Good, now the things which don't work out so well yet... Memory management! It is a drama in every language, although I had it pretty much under control in OO-Pascal and C, here it goes a little bit further with garbage collection. I don't mind garbage collection for the things that Apple provides inside the iPhone SDK, but I like to keep track, and the clean-up afterwards, of my own garbage: The following initializes a string and automatically releases it when nobody is using it anymore: NSString *s = [[[NSString alloc] initWithString:"Foo"] autorelease]. Every object, in this case the NSString object, has a counter which keeps track of the amount of references to it. Once the counter is zero, the object gets cleaned up. So the option "autorelease" used earlier, that feature should automatically release, unless there are other references to it, the NSString object when the function has ended (at least that is how I see it). But does this magic really happen? There is no way to check it, we just have to believe the system wrks. For the simple NSString object here it is not so much of an issue, except when I believe it should be still there and it has been released. In pure C you would get a segfault if you do something on invalid or NULL pointers, but in this messaging system you can easily send messages to nil objects without things falling apart. So the protection I had as a C programmer during the development (when you run the program and something doesn't initialize properly, it aborts the moment you try to do something with that piece of data) is now gone because the place it goes wrong might only show up in the output to the user instead of as an interruption of the program.

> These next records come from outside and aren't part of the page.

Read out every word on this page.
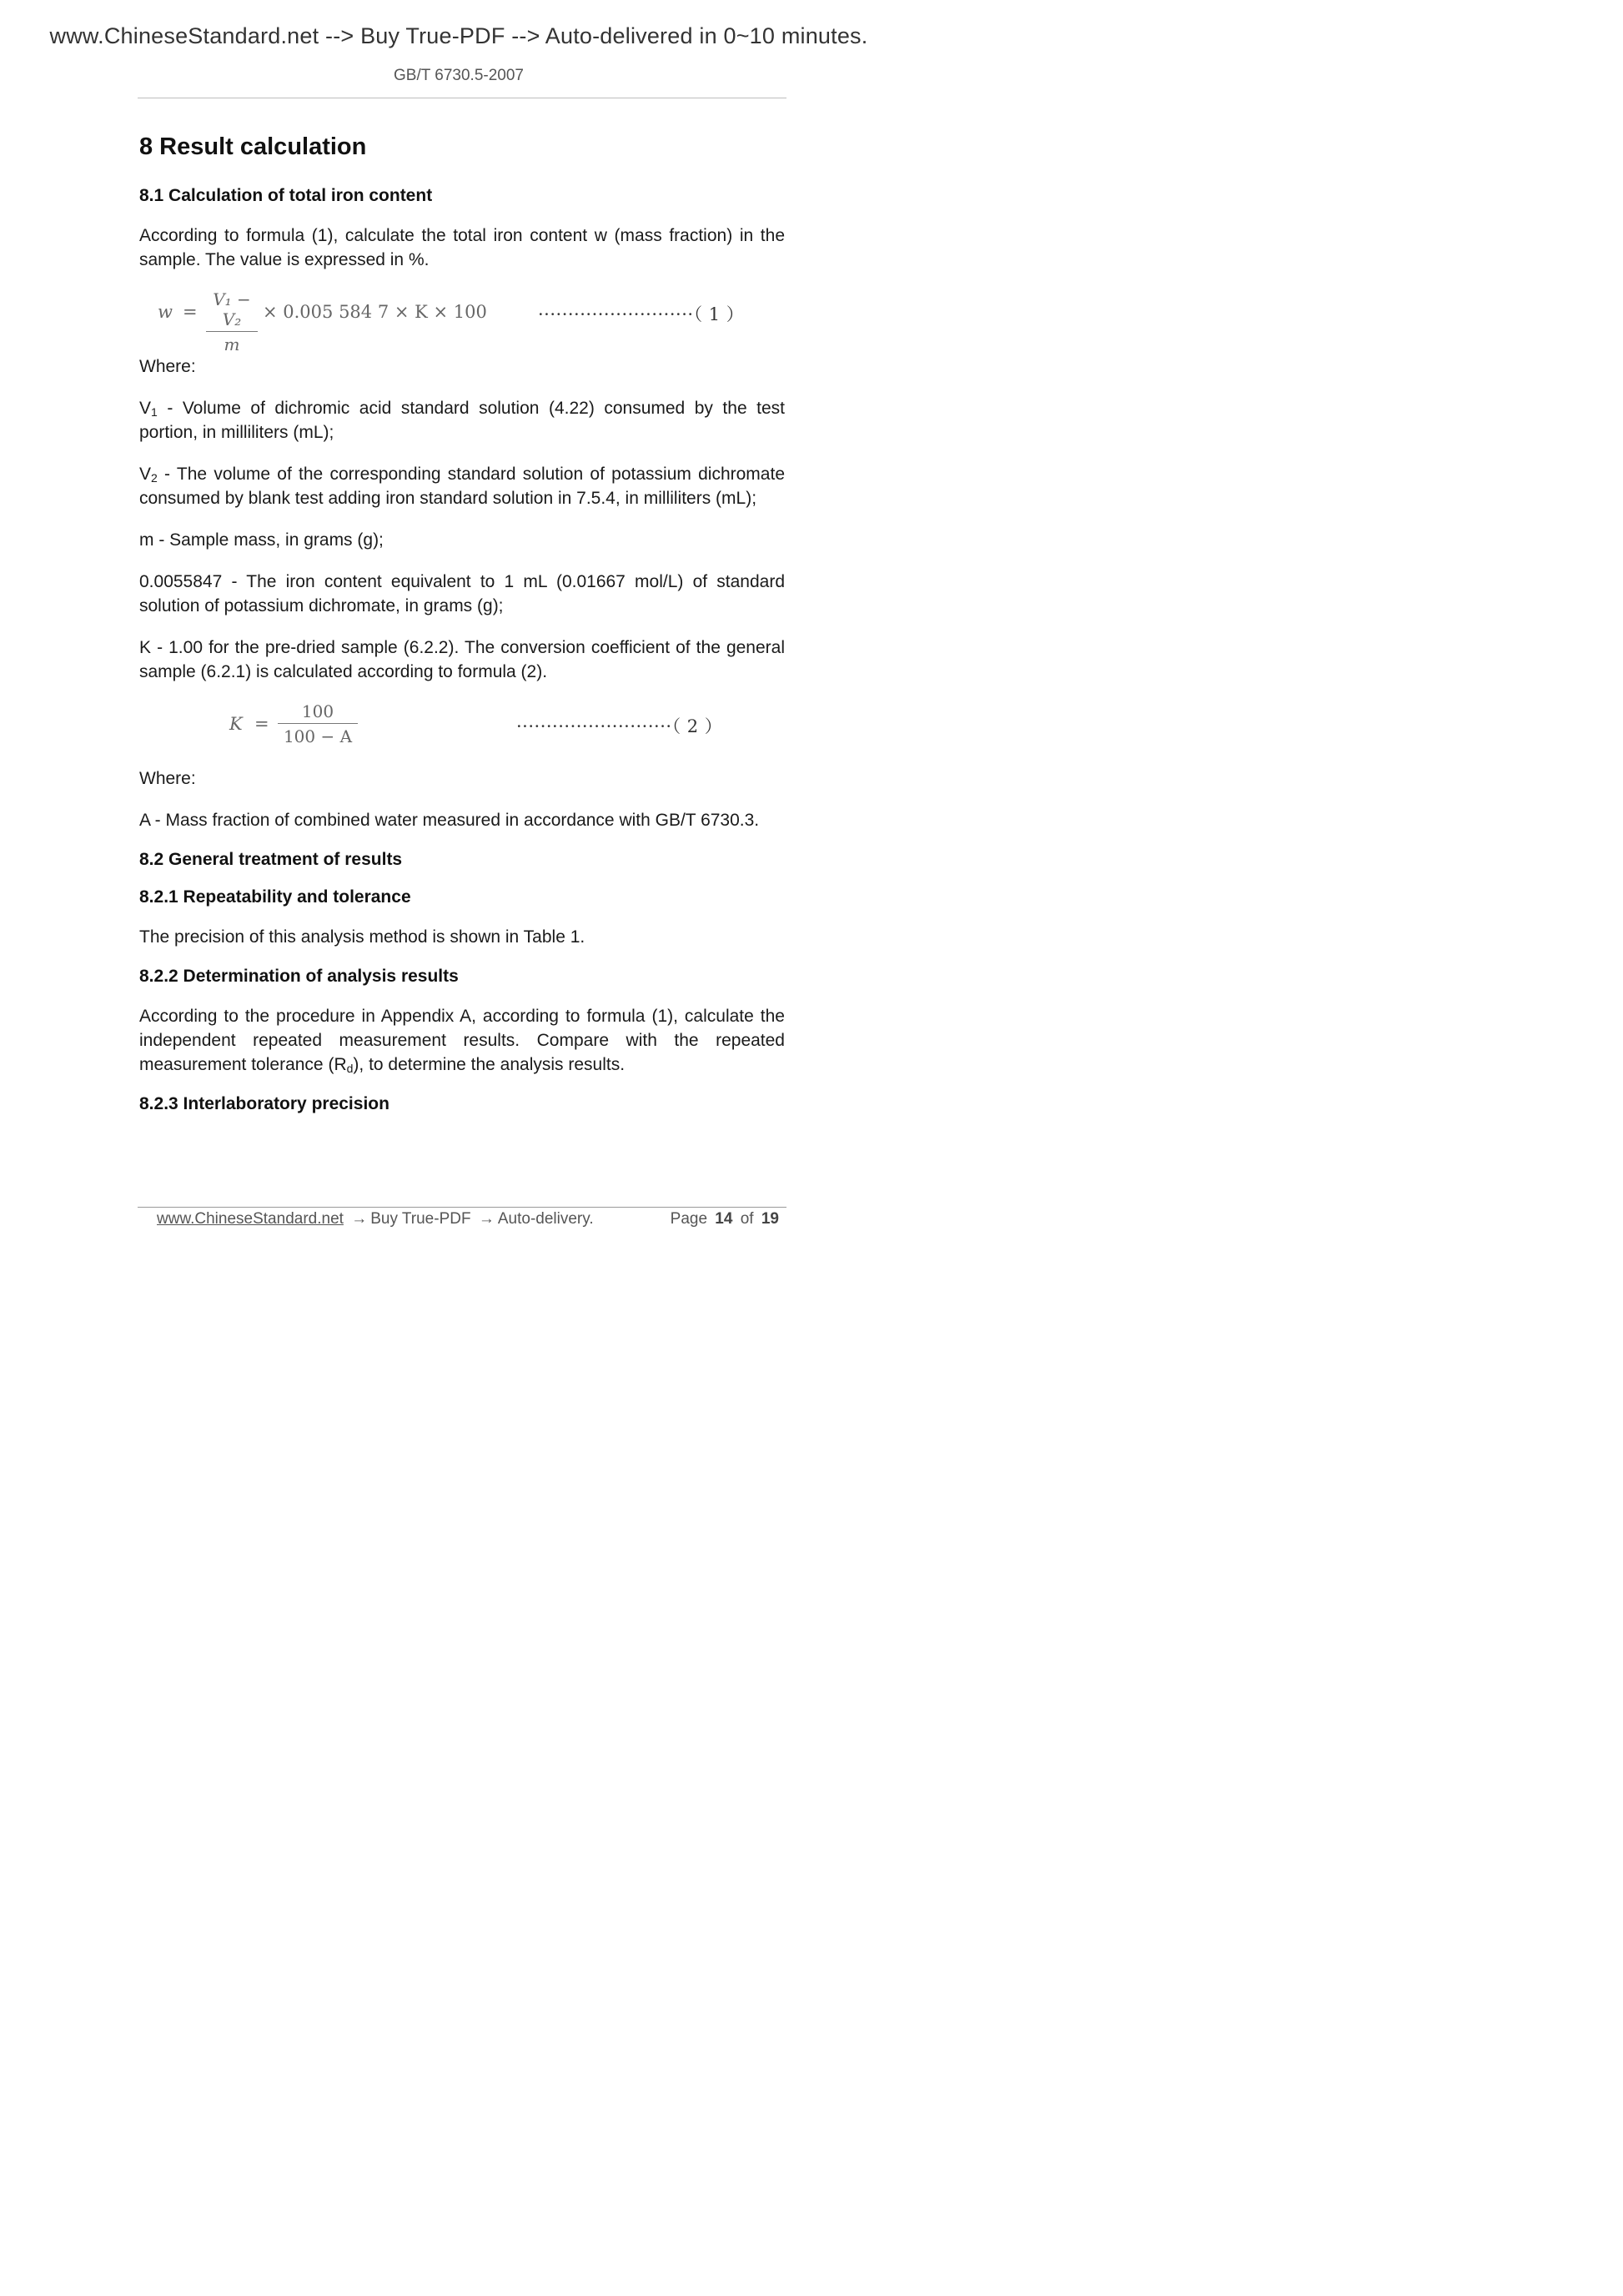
www.ChineseStandard.net --> Buy True-PDF --> Auto-delivered in 0~10 minutes.
GB/T 6730.5-2007
8 Result calculation
8.1 Calculation of total iron content

According to formula (1), calculate the total iron content w (mass fraction) in the sample. The value is expressed in %.

$w = \frac{\text{V₁ − V₂}}{m} \times 0.005$ 584 7 × K × 100	··························（ 1 ）

Where:

$V_1$ - Volume of dichromic acid standard solution (4.22) consumed by the test portion, in milliliters (mL);

$V_2$ - The volume of the corresponding standard solution of potassium dichromate consumed by blank test adding iron standard solution in 7.5.4, in milliliters (mL);

m - Sample mass, in grams (g);

0.0055847 - The iron content equivalent to 1 mL (0.01667 mol/L) of standard solution of potassium dichromate, in grams (g);

K - 1.00 for the pre-dried sample (6.2.2). The conversion coefficient of the general sample (6.2.1) is calculated according to formula (2).

$K = \frac{100}{100 - A}$	··························（ 2 ）

Where:

A - Mass fraction of combined water measured in accordance with GB/T 6730.3.

8.2 General treatment of results
8.2.1 Repeatability and tolerance

The precision of this analysis method is shown in Table 1.

8.2.2 Determination of analysis results

According to the procedure in Appendix A, according to formula (1), calculate the independent repeated measurement results. Compare with the repeated measurement tolerance $(R_d)$, to determine the analysis results.

8.2.3 Interlaboratory precision
www.ChineseStandard.net → Buy True-PDF → Auto-delivery.	Page 14 of 19
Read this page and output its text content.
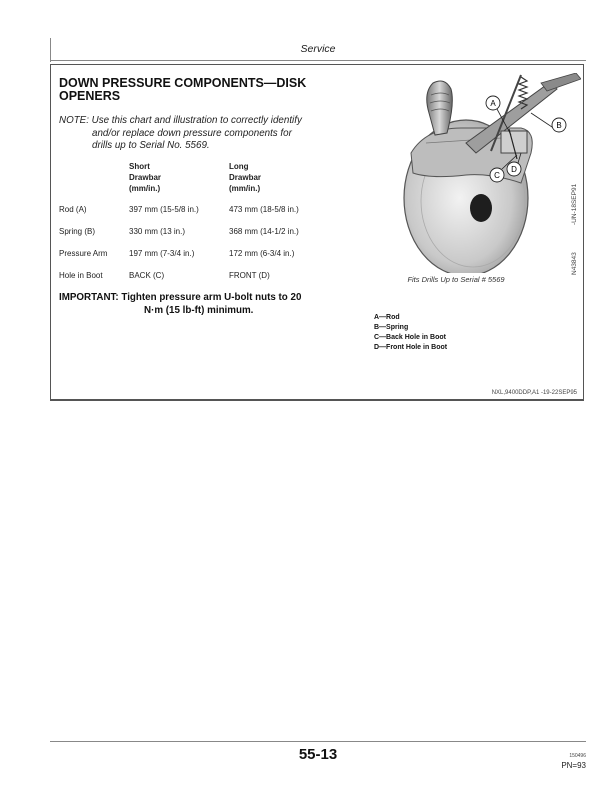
Service
DOWN PRESSURE COMPONENTS—DISK
OPENERS
NOTE: Use this chart and illustration to correctly identify
and/or replace down pressure components for
drills up to Serial No. 5569.
Short
Drawbar
(mm/in.)
Long
Drawbar
(mm/in.)
Rod (A)	397 mm (15-5/8 in.)	473 mm (18-5/8 in.)
Spring (B)	330 mm (13 in.)	368 mm (14-1/2 in.)
Pressure Arm	197 mm (7-3/4 in.)	172 mm (6-3/4 in.)
Hole in Boot	BACK (C)	FRONT (D)
IMPORTANT: Tighten pressure arm U-bolt nuts to 20
N·m (15 lb-ft) minimum.
A
B
C
D
Fits Drills Up to Serial # 5569
-UN-18SEP91
N43843
A—Rod
B—Spring
C—Back Hole in Boot
D—Front Hole in Boot
NXL,9400DDP,A1 -19-22SEP95
55-13	150496
PN=93
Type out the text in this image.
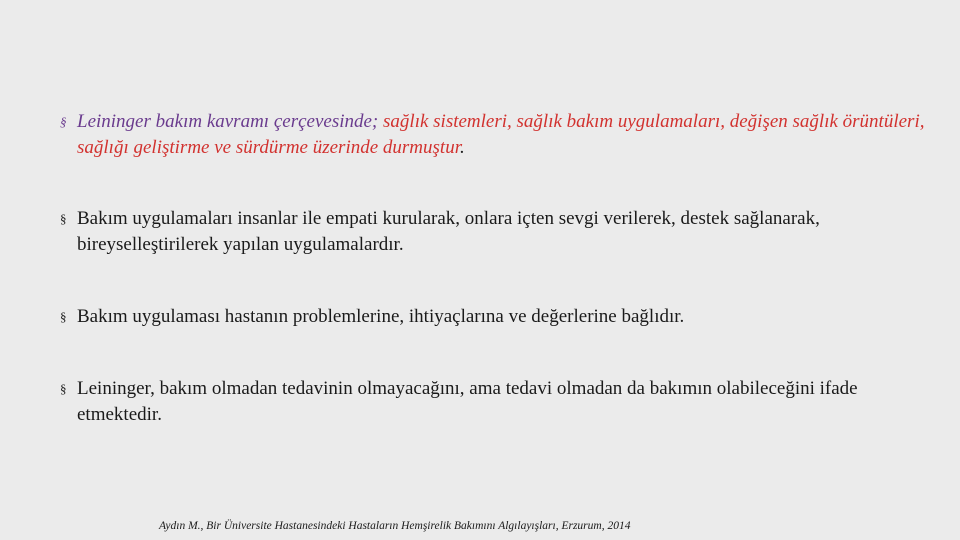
§ Leininger bakım kavramı çerçevesinde; sağlık sistemleri, sağlık bakım uygulamaları, değişen sağlık örüntüleri, sağlığı geliştirme ve sürdürme üzerinde durmuştur.
§ Bakım uygulamaları insanlar ile empati kurularak, onlara içten sevgi verilerek, destek sağlanarak, bireyselleştirilerek yapılan uygulamalardır.
§ Bakım uygulaması hastanın problemlerine, ihtiyaçlarına ve değerlerine bağlıdır.
§ Leininger, bakım olmadan tedavinin olmayacağını, ama tedavi olmadan da bakımın olabileceğini ifade etmektedir.
Aydın M., Bir Üniversite Hastanesindeki Hastaların Hemşirelik Bakımını Algılayışları, Erzurum, 2014
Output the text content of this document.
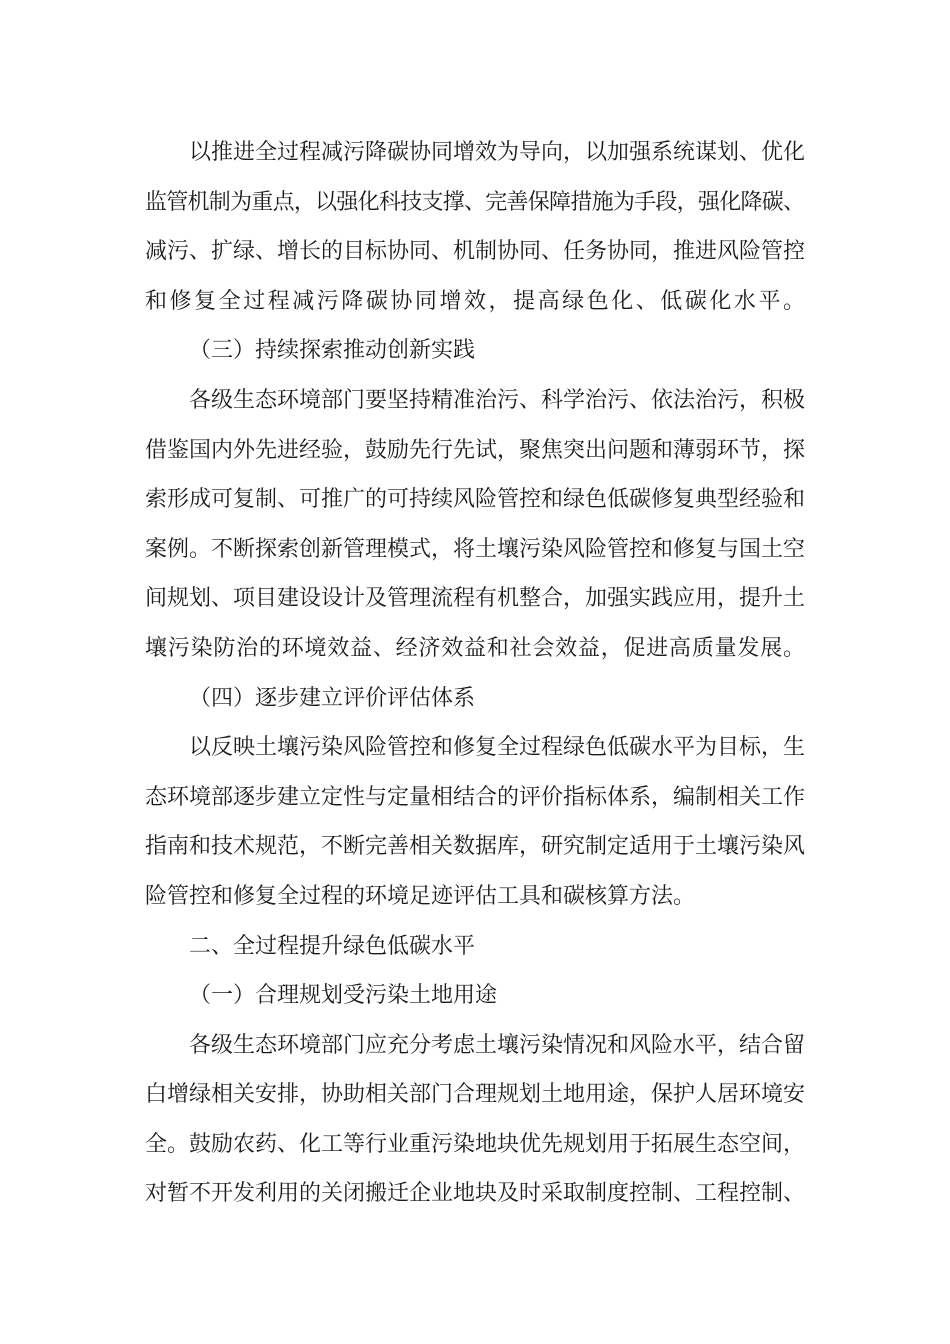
以推进全过程减污降碳协同增效为导向，以加强系统谋划、优化
监管机制为重点，以强化科技支撑、完善保障措施为手段，强化降碳、
减污、扩绿、增长的目标协同、机制协同、任务协同，推进风险管控
和修复全过程减污降碳协同增效，提高绿色化、低碳化水平。
（三）持续探索推动创新实践
各级生态环境部门要坚持精准治污、科学治污、依法治污，积极
借鉴国内外先进经验，鼓励先行先试，聚焦突出问题和薄弱环节，探
索形成可复制、可推广的可持续风险管控和绿色低碳修复典型经验和
案例。不断探索创新管理模式，将土壤污染风险管控和修复与国土空
间规划、项目建设设计及管理流程有机整合，加强实践应用，提升土
壤污染防治的环境效益、经济效益和社会效益，促进高质量发展。
（四）逐步建立评价评估体系
以反映土壤污染风险管控和修复全过程绿色低碳水平为目标，生
态环境部逐步建立定性与定量相结合的评价指标体系，编制相关工作
指南和技术规范，不断完善相关数据库，研究制定适用于土壤污染风
险管控和修复全过程的环境足迹评估工具和碳核算方法。
二、全过程提升绿色低碳水平
（一）合理规划受污染土地用途
各级生态环境部门应充分考虑土壤污染情况和风险水平，结合留
白增绿相关安排，协助相关部门合理规划土地用途，保护人居环境安
全。鼓励农药、化工等行业重污染地块优先规划用于拓展生态空间，
对暂不开发利用的关闭搬迁企业地块及时采取制度控制、工程控制、
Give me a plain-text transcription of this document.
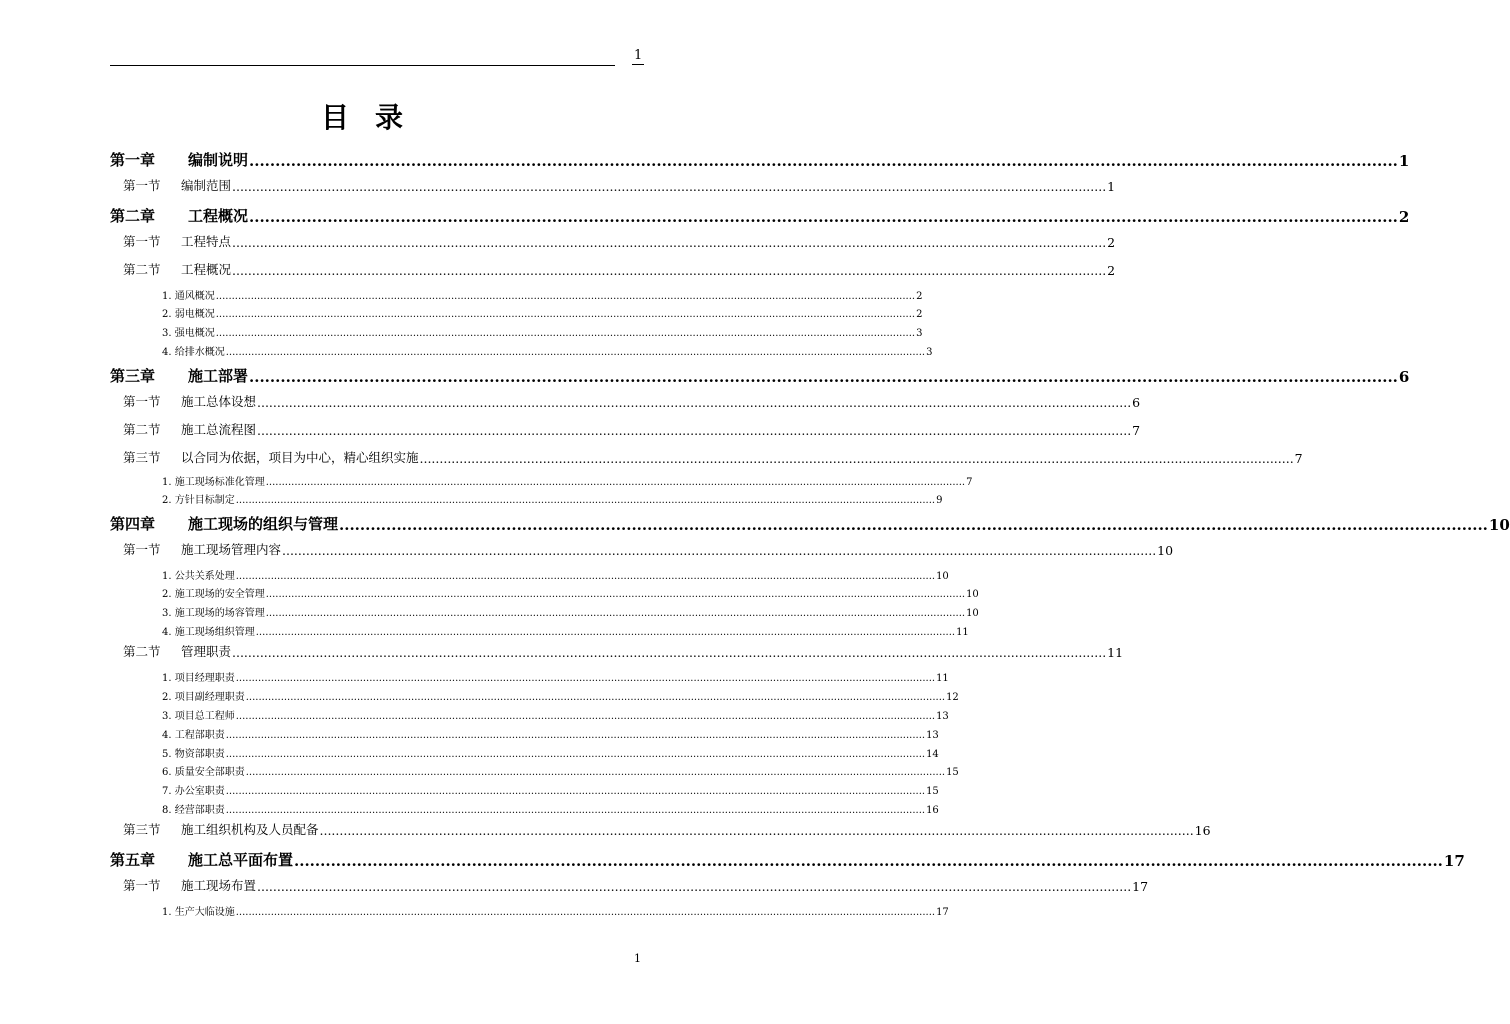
1
目录
第一章 编制说明 ............................................................................................................................................................................................................................ 1
第一节 编制范围 ............................................................................................................................................................................................................................ 1
第二章 工程概况 ............................................................................................................................................................................................................................ 2
第一节 工程特点 ............................................................................................................................................................................................................................ 2
第二节 工程概况 ............................................................................................................................................................................................................................ 2
1. 通风概况 ............................................................................................................................................................................................................................ 2
2. 弱电概况 ............................................................................................................................................................................................................................ 2
3. 强电概况 ............................................................................................................................................................................................................................ 3
4. 给排水概况 ............................................................................................................................................................................................................................ 3
第三章 施工部署 ............................................................................................................................................................................................................................ 6
第一节 施工总体设想 ............................................................................................................................................................................................................................ 6
第二节 施工总流程图 ............................................................................................................................................................................................................................ 7
第三节 以合同为依据，项目为中心，精心组织实施 ............................................................................................................................................................................................................................ 7
1. 施工现场标准化管理 ............................................................................................................................................................................................................................ 7
2. 方针目标制定 ............................................................................................................................................................................................................................ 9
第四章 施工现场的组织与管理 ............................................................................................................................................................................................................................ 10
第一节 施工现场管理内容 ............................................................................................................................................................................................................................ 10
1. 公共关系处理 ............................................................................................................................................................................................................................ 10
2. 施工现场的安全管理 ............................................................................................................................................................................................................................ 10
3. 施工现场的场容管理 ............................................................................................................................................................................................................................ 10
4. 施工现场组织管理 ............................................................................................................................................................................................................................ 11
第二节 管理职责 ............................................................................................................................................................................................................................ 11
1. 项目经理职责 ............................................................................................................................................................................................................................ 11
2. 项目副经理职责 ............................................................................................................................................................................................................................ 12
3. 项目总工程师 ............................................................................................................................................................................................................................ 13
4. 工程部职责 ............................................................................................................................................................................................................................ 13
5. 物资部职责 ............................................................................................................................................................................................................................ 14
6. 质量安全部职责 ............................................................................................................................................................................................................................ 15
7. 办公室职责 ............................................................................................................................................................................................................................ 15
8. 经营部职责 ............................................................................................................................................................................................................................ 16
第三节 施工组织机构及人员配备 ............................................................................................................................................................................................................................ 16
第五章 施工总平面布置 ............................................................................................................................................................................................................................ 17
第一节 施工现场布置 ............................................................................................................................................................................................................................ 17
1. 生产大临设施 ............................................................................................................................................................................................................................ 17
1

So, how am I going so far? With regarding to the GUI objects that the iPhone provides (views, input fields, scrolling), I have most of it under control. The rest is learned when required: Thanks to the power of the Google search engine and the various iPhone development communities, all the questions I come up with are already asked and answered.

Right now I have released one app called L-Space. I use it to keep track of collection of Discworld books, to find out which ones I already own and which ones I haven't read yet. You can find it in the iTunes store or in the iPhone Apps program. A bigger version will allow more book-series and maybe the option to edit them.

The next one I'm working on is an aggregator (more an advocacy thingie) for information about the FreeBSD Project: It shows the YouTube videos, the Planet FreeBSD feed, the News Flash and the location of FreeBSD Commiters in the map.

Oh, and about the addiction: I manage to keep it quite well under control, except for the Words with Friends (a non-realtime version of scrabble) and Bridges (Also known as Hashiwokakero), with which I waste hours and hours on in the train.